10 de febrero de 2012

Garzón

La sentencia del Tribunal Supremo que inhabilita a Garzón suscita enconadas valoraciones que, a menudo, pecan de simplistas. La de una persona tan equilibrada como Gregorio Luri, generalmente mesurado y sobrio, que acaba proclamando un "Me siento más libre" como consecuencia de la condena, se coloca a la misma altura que la del catedrático de Derecho del Trabajo, Joaquín Aparicio -que recoge José Luis López Bulla en su Blog y que le ha llegado a uno por correo electrónico- que afirma que hoy "los corruptos brindan, los fascistas ríen y los demócratas sufren".
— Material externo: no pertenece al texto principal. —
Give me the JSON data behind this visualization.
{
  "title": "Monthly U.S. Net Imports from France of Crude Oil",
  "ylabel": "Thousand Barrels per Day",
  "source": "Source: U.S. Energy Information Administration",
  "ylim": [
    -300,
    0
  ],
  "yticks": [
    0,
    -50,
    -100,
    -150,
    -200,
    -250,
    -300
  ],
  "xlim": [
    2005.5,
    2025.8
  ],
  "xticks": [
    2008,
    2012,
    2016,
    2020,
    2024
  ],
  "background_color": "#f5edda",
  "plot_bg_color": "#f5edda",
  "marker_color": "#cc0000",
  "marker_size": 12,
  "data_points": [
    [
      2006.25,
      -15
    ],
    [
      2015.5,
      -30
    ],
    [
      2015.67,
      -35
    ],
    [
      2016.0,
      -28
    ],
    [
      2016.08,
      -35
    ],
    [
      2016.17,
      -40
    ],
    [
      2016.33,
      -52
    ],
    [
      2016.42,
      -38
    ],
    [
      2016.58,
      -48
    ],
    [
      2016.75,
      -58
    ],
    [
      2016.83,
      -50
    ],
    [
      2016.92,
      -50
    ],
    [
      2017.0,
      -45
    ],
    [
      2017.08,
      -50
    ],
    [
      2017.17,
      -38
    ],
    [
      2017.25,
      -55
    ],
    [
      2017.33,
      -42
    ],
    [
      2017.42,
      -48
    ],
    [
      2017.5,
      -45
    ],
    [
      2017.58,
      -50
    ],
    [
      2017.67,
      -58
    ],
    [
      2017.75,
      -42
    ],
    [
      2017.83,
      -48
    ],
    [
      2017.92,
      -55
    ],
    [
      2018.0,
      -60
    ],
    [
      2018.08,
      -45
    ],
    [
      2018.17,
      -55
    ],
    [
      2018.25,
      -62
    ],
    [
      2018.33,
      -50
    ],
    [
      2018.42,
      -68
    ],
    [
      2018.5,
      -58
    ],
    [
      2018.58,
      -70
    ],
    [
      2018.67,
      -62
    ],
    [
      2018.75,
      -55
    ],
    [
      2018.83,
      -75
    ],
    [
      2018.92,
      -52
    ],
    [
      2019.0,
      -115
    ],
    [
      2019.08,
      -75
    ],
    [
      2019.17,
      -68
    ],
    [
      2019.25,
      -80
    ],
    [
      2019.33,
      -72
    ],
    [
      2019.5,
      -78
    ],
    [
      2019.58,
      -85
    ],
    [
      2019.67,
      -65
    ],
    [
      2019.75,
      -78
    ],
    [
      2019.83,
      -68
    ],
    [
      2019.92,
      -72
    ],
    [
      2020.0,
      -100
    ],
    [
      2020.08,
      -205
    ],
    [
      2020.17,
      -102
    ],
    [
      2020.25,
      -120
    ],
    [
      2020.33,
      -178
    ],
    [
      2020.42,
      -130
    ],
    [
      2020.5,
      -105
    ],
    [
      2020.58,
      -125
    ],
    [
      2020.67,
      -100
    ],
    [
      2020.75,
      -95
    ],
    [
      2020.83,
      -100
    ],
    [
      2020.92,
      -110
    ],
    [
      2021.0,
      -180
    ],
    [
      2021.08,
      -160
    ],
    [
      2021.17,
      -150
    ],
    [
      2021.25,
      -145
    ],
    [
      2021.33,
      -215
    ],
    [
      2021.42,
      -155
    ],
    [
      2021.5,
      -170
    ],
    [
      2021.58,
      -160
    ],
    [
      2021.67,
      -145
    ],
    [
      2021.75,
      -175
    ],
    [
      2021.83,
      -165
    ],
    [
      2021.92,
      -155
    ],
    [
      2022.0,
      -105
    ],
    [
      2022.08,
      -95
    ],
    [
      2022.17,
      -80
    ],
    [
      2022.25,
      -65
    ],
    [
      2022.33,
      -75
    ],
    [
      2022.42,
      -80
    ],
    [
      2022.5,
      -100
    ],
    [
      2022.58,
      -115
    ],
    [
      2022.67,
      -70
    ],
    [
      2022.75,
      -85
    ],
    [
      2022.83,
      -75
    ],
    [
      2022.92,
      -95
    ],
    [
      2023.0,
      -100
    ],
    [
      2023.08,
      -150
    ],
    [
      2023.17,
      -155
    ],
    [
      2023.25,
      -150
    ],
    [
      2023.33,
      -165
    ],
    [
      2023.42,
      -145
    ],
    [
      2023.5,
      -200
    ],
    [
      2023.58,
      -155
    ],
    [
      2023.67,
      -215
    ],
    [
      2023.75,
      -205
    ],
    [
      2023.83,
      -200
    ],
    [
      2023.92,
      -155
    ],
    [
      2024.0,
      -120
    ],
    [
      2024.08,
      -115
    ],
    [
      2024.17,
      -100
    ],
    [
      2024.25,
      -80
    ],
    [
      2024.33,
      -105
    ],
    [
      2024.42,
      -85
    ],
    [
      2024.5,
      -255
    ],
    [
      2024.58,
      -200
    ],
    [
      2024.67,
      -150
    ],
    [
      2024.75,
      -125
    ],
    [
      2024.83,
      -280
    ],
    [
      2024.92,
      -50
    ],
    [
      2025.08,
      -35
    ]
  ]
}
Uno, que se considera demócrata -más que nada en el sentido de preferir que la soberanía recaiga en todos y cada uno de los ciudadanos de una comunidad dada-, no sufre hoy especialmente , como tampoco se siente más libre y recuerda que hace cinco o seis años un prestigioso abogado de estos pagos, con abundantes contactos en Madrid, comentaba que mucha gente de la carrera le tenía ganas a Garzón. No sólo adversarios ideológicos (jueces de simpatías ultraderechistas) o excompañeros de viaje (jueces "progresistas" que no digirieron sus vaivenes con el gobierno de Felipe González desde el Ministerio hasta la investigación de los GAL) sino jueces, fiscales y abogados normales y corrientes perjudicados por sus deficientes y aceleradas instrucciones. Si estas frágiles instrucciones lo eran por la búsqueda de la mayor eficacia a través de la velocidad o por vanidad o por incompetencia, no cambia el hecho de que mucha gente en el mundo judicial le tenía unas ganas diríamos "técnicas", laborales que daban el cemento sobre las cuales las otras podían aguantarse.

De ahí que no es de extrañar lo sucedido sin prejuzgar la legalidad o no de la sentencia que, la verdad, poco le importa a uno: hay sentencias más dañinas para la gente de las cuales poco o nada llegamos a saber.

Lo que sí parece claro es que la hybris pasa, tarde o temprano -ya lo sabían los griegos-, factura.